Anyone expressing that disbelief is deleted, which I think is wrong.

Halfway · 30/10/2012 18:00

I don't have time to respond to every single point being made (am juggling baby now atm), but am taking them on board, and can respond broadly.

I will also have to go shortly for a while to prepare food and care for baby, so please do not think I have just disappeared. I will come back.

Nobody owes me anything. They do have the power to mock me to desperation despite my pleas not to, and I think MNHQ should do something about that.

Again, thats why I'm here. I'm trying to think constructively about what MNHQ can do whilst still protecting the integrity of the site.

MaryZ I have some friends who do not think in extremely damaged ways. But I come from an extremely damaged past, and so many of my friends do think in those sorts of ways.

I don't like it and I want to move away from it, and think in more healthy ways, and more like the majority. Thats why I need to be able to interact with more healthy people.

I do also have professional help (GP/counsellor/medication).

OP posts:
WereTricksPotter · 30/10/2012 18:00

This reply has been deleted

Message withdrawn at poster's request.

MaryZcary · 30/10/2012 18:01

And if you are really "humiliated to desperation", why on earth open the topic again [baffled]?

I hope any future problems you face you ask reasonable questions in relevant topics and get advice and help.

But asking about eating people in aibu was never going to be a gentle discussion.

SuePurblybilt · 30/10/2012 18:01

I have to leave in the knowledge that if I need help again I will face the very same problem.

But what on earth do you anticipate experiencing that will mean you need to post another thread likely to get that reaction? And surely if you need advice again, you know now to post in a topic, not AIBU?

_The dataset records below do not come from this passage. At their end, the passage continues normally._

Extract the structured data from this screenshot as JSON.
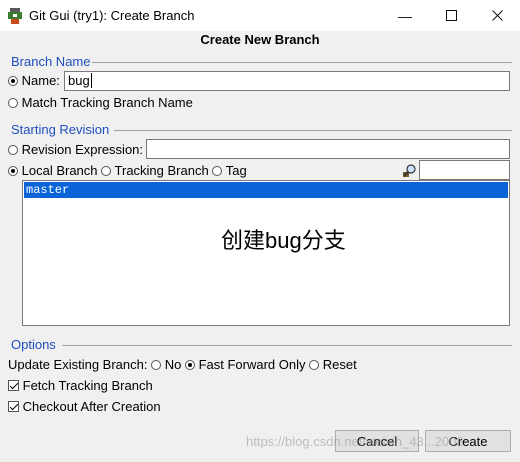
{
  "window": {
    "title": "Git Gui (try1): Create Branch"
  },
  "dialog": {
    "heading": "Create New Branch"
  },
  "branch_name": {
    "group_title": "Branch Name",
    "name_label": "Name:",
    "name_value": "bug",
    "match_label": "Match Tracking Branch Name"
  },
  "starting_revision": {
    "group_title": "Starting Revision",
    "revision_expression_label": "Revision Expression:",
    "revision_expression_value": "",
    "local_branch_label": "Local Branch",
    "tracking_branch_label": "Tracking Branch",
    "tag_label": "Tag",
    "filter_value": "",
    "branches": [
      "master"
    ],
    "selected_branch": "master"
  },
  "overlay_annotation": "创建bug分支",
  "options": {
    "group_title": "Options",
    "update_existing_label": "Update Existing Branch:",
    "no_label": "No",
    "fast_forward_label": "Fast Forward Only",
    "reset_label": "Reset",
    "fetch_tracking_label": "Fetch Tracking Branch",
    "checkout_after_label": "Checkout After Creation"
  },
  "buttons": {
    "cancel": "Cancel",
    "create": "Create"
  },
  "watermark": "https://blog.csdn.net/weixin_43...2008"
}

I think implying you've been hounded out is a bit dramatic tbh.

CogitoEerilySpooky · 30/10/2012 18:02

"They should not be allowed to then hang around and mock the thread continually"

No, you've got it wrong. AIBU is a harsh gladiatorial arena. You're effectively asking to be mocked on that board. Mocking is what AIBU does best. Try posting that you're a passionate Tory voter and then duck. Flaming, mockery, great screeds of evidence why you're a cunt, scum and other choice swear words will all come your way. It's sport. Anyone posting knows that..... Several thousand do it daily. Only a few have wandered in by mistake and then complain....

MaryZcary · 30/10/2012 18:02

Well then talk to your counsellor.

Who will, I hope, tell you to tell your friend not to let her boyfriend eat bits of her.

And ask on here, in relationships, or mental health, or wherever, if you have real problems to which you want real solutions, or real dilemmas that you want support with.